Menurut Ibnu, potensi korupsi ini akan berkelindan dengan upaya hukum penegakan hukum kasus korupsi di Indonesia yang masih lemah. Cukup banyak, kata Ibnu, kasus korupsi yang tidak selesai meski telah dibawa ke pengadilan. Demikian pula lama vonis bagi koruptor juga masih rendah.
Disinggung mengenai apa yang akan dilakukan, menurut Ibnu, langkah yang bisa ditempuh adalah melakukan peninjauan kembali (judicial review) ke Mahkamah Konstitusi (MK). Namun, pihaknya pesimistis MK akan mengabulkan permohonan itu karena satu bulan sebelumnya UU MK juga telah melalui proses revisi.
Secara terpisah, koordinator Forum Masyarakat Sipil Malang, Luthfi J Kurniawan, mengatakan, disahkannya UU Cipta Kerja menjadi paradoks. Pemerintah yang punya otoritas dan keinginan meningkatkan kesejahteraan rakyat–yang di dalamnya ada buruh–dengan keputusan politik mengesahkan UU itu.
”Instrumen kebijakan (UU) ini tidak memberikan ruang yang cukup untuk memproteksi rakyat itu sendiri. Mestinya pemerintah bekerja berdasarkan perlindungan sosial bagi seluruh rakyat.

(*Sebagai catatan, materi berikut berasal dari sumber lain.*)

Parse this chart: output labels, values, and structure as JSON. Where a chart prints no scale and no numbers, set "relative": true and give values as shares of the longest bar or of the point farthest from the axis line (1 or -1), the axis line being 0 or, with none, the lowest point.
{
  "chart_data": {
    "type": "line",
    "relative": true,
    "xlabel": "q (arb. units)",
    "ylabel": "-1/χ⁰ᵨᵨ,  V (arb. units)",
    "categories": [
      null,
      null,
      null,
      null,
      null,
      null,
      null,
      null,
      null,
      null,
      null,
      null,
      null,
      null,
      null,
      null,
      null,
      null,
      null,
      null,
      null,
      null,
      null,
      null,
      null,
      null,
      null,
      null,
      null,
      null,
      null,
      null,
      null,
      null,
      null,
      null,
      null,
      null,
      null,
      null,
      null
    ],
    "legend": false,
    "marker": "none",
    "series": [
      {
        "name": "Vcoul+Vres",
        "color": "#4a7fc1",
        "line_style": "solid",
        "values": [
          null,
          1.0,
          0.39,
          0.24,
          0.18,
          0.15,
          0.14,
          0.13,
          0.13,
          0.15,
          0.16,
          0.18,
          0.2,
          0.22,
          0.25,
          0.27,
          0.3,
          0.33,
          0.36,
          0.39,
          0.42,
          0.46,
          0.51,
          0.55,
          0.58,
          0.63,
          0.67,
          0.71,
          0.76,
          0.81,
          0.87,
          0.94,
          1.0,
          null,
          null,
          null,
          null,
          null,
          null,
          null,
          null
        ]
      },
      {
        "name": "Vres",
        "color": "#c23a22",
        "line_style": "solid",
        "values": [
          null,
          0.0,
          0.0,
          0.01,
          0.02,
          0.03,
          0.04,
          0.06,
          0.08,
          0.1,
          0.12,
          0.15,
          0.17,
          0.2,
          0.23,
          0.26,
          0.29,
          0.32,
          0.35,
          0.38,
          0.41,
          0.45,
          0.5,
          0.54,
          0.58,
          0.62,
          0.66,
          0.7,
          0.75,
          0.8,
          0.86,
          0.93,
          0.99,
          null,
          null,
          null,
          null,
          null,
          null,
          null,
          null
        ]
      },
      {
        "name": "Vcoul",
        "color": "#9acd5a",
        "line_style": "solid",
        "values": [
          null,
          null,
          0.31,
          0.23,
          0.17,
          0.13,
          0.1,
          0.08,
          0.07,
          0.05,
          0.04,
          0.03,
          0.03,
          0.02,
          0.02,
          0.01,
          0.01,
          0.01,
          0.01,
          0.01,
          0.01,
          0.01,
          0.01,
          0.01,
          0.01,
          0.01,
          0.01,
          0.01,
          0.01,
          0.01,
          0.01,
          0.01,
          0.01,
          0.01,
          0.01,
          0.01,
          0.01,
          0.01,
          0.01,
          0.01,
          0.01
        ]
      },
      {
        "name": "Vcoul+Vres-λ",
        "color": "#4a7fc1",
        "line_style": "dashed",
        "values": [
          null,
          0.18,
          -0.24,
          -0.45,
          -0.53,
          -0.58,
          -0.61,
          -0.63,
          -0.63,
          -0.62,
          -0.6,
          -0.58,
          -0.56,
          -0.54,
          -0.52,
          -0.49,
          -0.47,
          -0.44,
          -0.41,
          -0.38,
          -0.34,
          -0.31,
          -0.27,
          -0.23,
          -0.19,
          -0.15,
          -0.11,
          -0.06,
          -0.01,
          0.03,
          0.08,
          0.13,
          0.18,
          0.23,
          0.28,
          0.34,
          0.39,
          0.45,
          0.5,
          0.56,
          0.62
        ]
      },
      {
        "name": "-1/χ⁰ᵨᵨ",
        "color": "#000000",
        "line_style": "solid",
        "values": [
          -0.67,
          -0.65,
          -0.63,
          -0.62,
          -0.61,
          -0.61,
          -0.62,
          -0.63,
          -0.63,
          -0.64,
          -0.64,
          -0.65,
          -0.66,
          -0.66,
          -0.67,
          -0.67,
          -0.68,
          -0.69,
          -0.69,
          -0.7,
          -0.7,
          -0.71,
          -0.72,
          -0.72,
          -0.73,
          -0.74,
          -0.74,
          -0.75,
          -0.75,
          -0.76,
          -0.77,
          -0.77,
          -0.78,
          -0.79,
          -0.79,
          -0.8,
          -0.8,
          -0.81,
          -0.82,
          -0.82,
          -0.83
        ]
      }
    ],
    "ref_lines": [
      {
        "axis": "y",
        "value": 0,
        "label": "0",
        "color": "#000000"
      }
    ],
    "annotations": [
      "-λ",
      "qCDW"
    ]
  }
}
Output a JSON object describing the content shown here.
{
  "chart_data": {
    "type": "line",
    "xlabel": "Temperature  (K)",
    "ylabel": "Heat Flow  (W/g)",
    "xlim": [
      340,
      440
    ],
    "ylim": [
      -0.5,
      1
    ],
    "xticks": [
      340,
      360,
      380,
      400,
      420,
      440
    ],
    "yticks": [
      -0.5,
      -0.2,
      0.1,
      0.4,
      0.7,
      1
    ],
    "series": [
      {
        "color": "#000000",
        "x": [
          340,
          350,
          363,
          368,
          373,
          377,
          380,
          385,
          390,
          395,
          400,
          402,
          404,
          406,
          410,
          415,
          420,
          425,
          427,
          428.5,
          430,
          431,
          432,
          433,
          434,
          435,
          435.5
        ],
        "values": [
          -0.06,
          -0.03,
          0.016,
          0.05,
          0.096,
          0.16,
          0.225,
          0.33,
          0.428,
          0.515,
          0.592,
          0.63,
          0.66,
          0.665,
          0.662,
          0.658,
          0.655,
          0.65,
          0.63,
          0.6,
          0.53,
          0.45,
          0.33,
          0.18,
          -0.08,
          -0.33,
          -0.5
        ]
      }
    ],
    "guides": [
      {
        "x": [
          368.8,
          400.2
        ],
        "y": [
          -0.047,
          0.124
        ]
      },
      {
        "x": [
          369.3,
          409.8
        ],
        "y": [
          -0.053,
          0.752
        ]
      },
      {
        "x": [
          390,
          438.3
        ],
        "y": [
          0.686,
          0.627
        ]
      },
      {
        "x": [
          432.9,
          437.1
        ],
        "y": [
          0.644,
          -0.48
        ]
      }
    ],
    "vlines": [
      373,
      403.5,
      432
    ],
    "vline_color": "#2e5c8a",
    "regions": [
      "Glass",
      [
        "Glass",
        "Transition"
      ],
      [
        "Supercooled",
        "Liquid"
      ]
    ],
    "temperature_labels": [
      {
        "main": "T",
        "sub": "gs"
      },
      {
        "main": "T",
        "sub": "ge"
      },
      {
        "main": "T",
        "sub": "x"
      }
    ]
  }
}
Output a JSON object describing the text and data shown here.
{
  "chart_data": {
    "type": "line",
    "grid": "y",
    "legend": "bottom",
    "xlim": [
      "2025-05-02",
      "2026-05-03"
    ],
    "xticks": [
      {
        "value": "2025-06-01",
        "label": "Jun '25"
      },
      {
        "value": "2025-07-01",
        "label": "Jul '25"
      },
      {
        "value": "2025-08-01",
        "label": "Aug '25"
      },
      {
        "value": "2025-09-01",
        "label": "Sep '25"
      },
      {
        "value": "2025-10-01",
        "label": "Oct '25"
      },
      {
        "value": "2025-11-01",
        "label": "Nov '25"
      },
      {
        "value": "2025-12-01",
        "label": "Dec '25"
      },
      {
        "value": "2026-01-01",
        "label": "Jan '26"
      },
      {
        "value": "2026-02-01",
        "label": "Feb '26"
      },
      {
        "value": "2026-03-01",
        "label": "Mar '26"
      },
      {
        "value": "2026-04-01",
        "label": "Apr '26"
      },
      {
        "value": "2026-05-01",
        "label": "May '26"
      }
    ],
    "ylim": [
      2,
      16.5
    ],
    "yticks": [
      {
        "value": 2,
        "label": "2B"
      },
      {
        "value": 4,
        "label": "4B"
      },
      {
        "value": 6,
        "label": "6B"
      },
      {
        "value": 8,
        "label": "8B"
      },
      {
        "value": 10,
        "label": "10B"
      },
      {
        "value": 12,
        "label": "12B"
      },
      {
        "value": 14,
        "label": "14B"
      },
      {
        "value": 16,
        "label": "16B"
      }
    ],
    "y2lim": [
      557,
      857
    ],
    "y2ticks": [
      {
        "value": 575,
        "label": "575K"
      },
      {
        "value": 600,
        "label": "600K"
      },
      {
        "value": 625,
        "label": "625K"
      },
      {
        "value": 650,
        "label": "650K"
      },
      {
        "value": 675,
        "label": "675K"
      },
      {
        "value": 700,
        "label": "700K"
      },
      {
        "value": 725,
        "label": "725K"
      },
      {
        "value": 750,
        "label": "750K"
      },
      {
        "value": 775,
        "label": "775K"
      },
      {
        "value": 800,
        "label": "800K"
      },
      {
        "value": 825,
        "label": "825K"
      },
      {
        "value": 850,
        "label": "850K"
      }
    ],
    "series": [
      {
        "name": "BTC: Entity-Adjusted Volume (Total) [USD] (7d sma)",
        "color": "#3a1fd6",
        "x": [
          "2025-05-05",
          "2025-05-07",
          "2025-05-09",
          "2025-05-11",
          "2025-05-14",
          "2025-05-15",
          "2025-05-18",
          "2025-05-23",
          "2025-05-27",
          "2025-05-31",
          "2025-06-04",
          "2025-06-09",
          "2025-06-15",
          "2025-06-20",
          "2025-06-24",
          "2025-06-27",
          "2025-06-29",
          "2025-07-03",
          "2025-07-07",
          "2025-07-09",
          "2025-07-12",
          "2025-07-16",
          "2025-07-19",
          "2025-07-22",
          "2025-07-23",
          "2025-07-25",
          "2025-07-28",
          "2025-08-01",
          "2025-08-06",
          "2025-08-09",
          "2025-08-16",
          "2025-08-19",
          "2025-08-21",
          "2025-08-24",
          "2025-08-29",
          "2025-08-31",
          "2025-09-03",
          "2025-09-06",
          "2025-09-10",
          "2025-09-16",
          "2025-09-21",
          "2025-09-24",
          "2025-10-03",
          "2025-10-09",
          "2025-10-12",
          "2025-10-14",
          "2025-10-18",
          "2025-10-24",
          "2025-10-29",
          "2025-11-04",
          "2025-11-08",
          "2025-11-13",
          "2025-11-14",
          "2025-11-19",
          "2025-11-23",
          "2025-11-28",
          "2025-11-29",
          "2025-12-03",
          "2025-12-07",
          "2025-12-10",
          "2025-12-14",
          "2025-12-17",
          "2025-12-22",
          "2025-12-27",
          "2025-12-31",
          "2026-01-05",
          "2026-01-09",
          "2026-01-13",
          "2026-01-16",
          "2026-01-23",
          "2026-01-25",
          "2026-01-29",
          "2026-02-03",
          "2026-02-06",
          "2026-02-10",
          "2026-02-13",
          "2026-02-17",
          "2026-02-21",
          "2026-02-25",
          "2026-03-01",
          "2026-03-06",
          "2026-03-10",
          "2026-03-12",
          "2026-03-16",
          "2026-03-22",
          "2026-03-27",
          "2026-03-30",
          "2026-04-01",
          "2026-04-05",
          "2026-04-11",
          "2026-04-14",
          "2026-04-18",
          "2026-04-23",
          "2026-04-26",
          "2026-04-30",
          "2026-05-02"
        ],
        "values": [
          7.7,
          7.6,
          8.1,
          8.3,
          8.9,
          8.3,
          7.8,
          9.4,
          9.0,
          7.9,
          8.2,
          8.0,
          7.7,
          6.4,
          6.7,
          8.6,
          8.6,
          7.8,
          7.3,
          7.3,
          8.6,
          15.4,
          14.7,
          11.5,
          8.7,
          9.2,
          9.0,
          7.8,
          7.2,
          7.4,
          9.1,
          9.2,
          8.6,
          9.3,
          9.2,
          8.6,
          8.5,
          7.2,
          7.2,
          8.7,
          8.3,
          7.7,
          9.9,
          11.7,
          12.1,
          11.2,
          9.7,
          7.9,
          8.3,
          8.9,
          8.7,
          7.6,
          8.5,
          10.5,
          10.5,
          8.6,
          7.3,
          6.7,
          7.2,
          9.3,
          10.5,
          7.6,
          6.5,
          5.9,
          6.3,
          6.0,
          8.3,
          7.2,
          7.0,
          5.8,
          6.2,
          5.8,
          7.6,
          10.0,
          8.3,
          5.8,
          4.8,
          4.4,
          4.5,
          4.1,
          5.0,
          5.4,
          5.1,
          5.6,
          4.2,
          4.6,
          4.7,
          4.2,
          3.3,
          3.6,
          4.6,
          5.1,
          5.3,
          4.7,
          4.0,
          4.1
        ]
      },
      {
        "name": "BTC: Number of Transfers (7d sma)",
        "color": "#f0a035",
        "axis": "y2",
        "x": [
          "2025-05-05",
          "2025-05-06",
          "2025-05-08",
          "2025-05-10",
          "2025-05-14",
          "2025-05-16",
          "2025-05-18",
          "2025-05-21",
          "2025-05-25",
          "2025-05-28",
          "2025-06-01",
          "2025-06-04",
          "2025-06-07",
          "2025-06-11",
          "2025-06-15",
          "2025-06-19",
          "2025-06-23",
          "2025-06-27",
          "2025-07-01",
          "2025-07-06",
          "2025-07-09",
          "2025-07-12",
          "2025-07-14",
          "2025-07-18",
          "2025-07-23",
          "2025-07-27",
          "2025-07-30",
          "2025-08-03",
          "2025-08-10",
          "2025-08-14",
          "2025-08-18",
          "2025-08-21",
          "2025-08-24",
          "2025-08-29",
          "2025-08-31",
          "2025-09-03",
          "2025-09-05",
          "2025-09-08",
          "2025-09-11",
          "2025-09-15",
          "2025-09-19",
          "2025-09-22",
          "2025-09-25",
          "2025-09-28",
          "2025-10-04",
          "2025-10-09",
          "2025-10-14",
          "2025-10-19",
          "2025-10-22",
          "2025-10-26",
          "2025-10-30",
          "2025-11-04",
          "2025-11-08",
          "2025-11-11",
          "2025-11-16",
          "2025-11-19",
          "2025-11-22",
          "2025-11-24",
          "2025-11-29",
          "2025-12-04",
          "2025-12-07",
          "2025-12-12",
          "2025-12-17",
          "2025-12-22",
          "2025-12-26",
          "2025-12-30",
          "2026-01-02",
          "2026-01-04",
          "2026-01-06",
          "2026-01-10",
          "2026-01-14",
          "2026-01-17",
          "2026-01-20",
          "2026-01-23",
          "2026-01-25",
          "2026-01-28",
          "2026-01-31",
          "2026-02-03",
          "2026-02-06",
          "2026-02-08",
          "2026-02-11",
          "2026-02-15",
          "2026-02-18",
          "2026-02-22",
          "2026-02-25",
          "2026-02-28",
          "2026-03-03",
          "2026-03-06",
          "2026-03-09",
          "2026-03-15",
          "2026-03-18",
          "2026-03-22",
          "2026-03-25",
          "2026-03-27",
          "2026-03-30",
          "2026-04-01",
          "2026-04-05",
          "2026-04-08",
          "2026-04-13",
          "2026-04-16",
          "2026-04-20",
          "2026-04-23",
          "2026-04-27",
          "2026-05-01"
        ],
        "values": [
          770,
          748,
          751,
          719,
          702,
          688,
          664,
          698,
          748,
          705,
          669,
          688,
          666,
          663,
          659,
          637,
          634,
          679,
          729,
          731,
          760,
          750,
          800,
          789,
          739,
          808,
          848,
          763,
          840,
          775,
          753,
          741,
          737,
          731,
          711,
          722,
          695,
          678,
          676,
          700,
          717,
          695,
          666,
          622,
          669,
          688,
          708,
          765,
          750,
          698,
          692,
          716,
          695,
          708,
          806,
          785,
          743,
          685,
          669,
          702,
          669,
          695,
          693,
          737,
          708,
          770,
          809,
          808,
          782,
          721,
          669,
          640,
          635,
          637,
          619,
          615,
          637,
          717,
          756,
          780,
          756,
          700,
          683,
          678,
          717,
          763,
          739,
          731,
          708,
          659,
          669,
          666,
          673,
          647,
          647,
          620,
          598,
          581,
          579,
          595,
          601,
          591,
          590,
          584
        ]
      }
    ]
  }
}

UU ini tidak punya perspektif perlindungan sosial bagi buruh,” ujarnya.
Menurut Luthfi, dua tahun terakhir pemerintah mengeluarkan beberapa UU yang menimbulkan kontroversi di masyarakat, seperti revisi UU Komisi Pemberantasan Korupsi, UU Mineral dan Batubara, UU MK, dan terakhir UU Cipta Kerja.